Surrounded by indigenous forests is Knysna, home to the country’s only national lake and South Africa’s largest estuary. The waters of the Indian Ocean channel through two large sandstone cliffs - the Knysna Heads - forming the gateway to the lagoon, a 21 square kilometre marine reserve. To meet the local colour – a somewhat bohemian, arty crowd - you need to wander down to the town centre to the curio studios and modern art galleries. Book a table at one of the really good eateries and enjoy the village hospitality. A must do excursion is the old Outeniqua Choo-Tjoe steam train, which runs between Knysna and George, via the Lakes area. You’ll also want to spend time at the Knysna Elephant Park.

 

·         Knysna tourism information www.tourismknysna.co.za

·         The Knysna Elephant Park www.knysnaelephantpark.co.za

·         Outeniqua Choo Tjoe www.onlinesources.co.za/chootjoe

·         Highly recommended accommodations are tree-suites of the Phantom Forest Eco Reserve. www.phantomforest.co.za

 

Further on is Plettenburg Bay, an eco-tourism paradise with no fewer than fifteen private and public nature reserves, including the Tsitsikamma National Park – a twilight zone of canopied trees beyond which lies a world ready to saturate your senses with every sharp shade, sound, and smell nature can bestow.
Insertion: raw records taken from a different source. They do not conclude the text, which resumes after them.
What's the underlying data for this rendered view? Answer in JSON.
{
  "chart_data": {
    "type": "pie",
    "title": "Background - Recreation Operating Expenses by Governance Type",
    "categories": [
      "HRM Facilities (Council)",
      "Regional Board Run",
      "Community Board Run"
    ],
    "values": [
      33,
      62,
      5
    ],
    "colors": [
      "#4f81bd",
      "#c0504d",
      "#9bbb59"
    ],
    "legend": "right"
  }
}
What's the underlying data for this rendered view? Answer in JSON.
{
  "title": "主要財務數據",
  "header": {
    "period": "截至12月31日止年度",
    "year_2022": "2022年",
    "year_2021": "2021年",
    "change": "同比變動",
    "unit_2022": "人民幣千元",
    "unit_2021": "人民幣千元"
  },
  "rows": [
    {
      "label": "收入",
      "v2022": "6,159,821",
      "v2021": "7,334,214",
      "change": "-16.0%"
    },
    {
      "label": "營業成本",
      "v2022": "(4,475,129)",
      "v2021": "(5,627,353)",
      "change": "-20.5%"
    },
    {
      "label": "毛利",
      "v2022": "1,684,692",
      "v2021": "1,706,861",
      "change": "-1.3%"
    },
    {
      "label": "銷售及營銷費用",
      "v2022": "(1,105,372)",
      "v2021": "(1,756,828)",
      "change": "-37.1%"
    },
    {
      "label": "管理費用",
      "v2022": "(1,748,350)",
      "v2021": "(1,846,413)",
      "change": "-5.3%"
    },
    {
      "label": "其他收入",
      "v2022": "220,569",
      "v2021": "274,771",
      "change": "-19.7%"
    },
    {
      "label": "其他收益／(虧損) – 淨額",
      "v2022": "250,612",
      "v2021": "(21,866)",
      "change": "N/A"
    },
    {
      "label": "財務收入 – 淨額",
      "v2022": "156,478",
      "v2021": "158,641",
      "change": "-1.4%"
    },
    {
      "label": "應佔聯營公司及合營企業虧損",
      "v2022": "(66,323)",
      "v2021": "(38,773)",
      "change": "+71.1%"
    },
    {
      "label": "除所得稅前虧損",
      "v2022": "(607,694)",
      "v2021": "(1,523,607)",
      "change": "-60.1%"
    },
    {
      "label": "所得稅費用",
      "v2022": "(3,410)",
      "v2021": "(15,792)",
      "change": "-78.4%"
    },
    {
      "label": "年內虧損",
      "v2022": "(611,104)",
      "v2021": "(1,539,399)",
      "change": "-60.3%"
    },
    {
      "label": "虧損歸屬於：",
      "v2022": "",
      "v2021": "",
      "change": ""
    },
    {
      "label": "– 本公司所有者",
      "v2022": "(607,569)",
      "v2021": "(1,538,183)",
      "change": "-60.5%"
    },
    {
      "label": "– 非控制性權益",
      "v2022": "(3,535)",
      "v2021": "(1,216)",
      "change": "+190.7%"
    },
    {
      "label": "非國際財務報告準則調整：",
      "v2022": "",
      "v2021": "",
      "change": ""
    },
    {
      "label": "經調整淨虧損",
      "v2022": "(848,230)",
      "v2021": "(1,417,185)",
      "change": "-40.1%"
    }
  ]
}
The Park preserves the Khoisan (Bushmen) caves’ heritage rock art. Plet, as the locals call it, is home to vast expanses of unspoilt Cape flora, delicate eco-systems in wetlands and lagoons and forests of unsurpassed beauty with the added stamp of approval from the whales of the southern oceans that regularly appear in Plets waters.

 

·         Plettenburg Bay tourism information www.plettenburgbay.co.za

·         Recommended accommodations - Castle on the Cliff, located on its own private estate, with kilometres of its own coastline. www.castleonthecliff.com

 

Beyond Plettenburg Bay you’ll journey through endless fields of golden wheat swaying in the lazy breeze. Here you’ll find immense Overberg farms that extend from the road verges to beyond the horizon, with only lines of trees marking their boundaries. You’ll also happen across the occasional shaggy thatched village where geese and chickens loiter along the roadside and children rush out to wave at passing cars.

 

The Garden Route will not fail to capture your imagination. It will sensitise you to this beautiful and fragile area, whose destiny hangs delicately between the very touchy issues of development and conservation. It is a place where past, present and future merge as one, and captures you in its web, compelling you to linger just a little longer.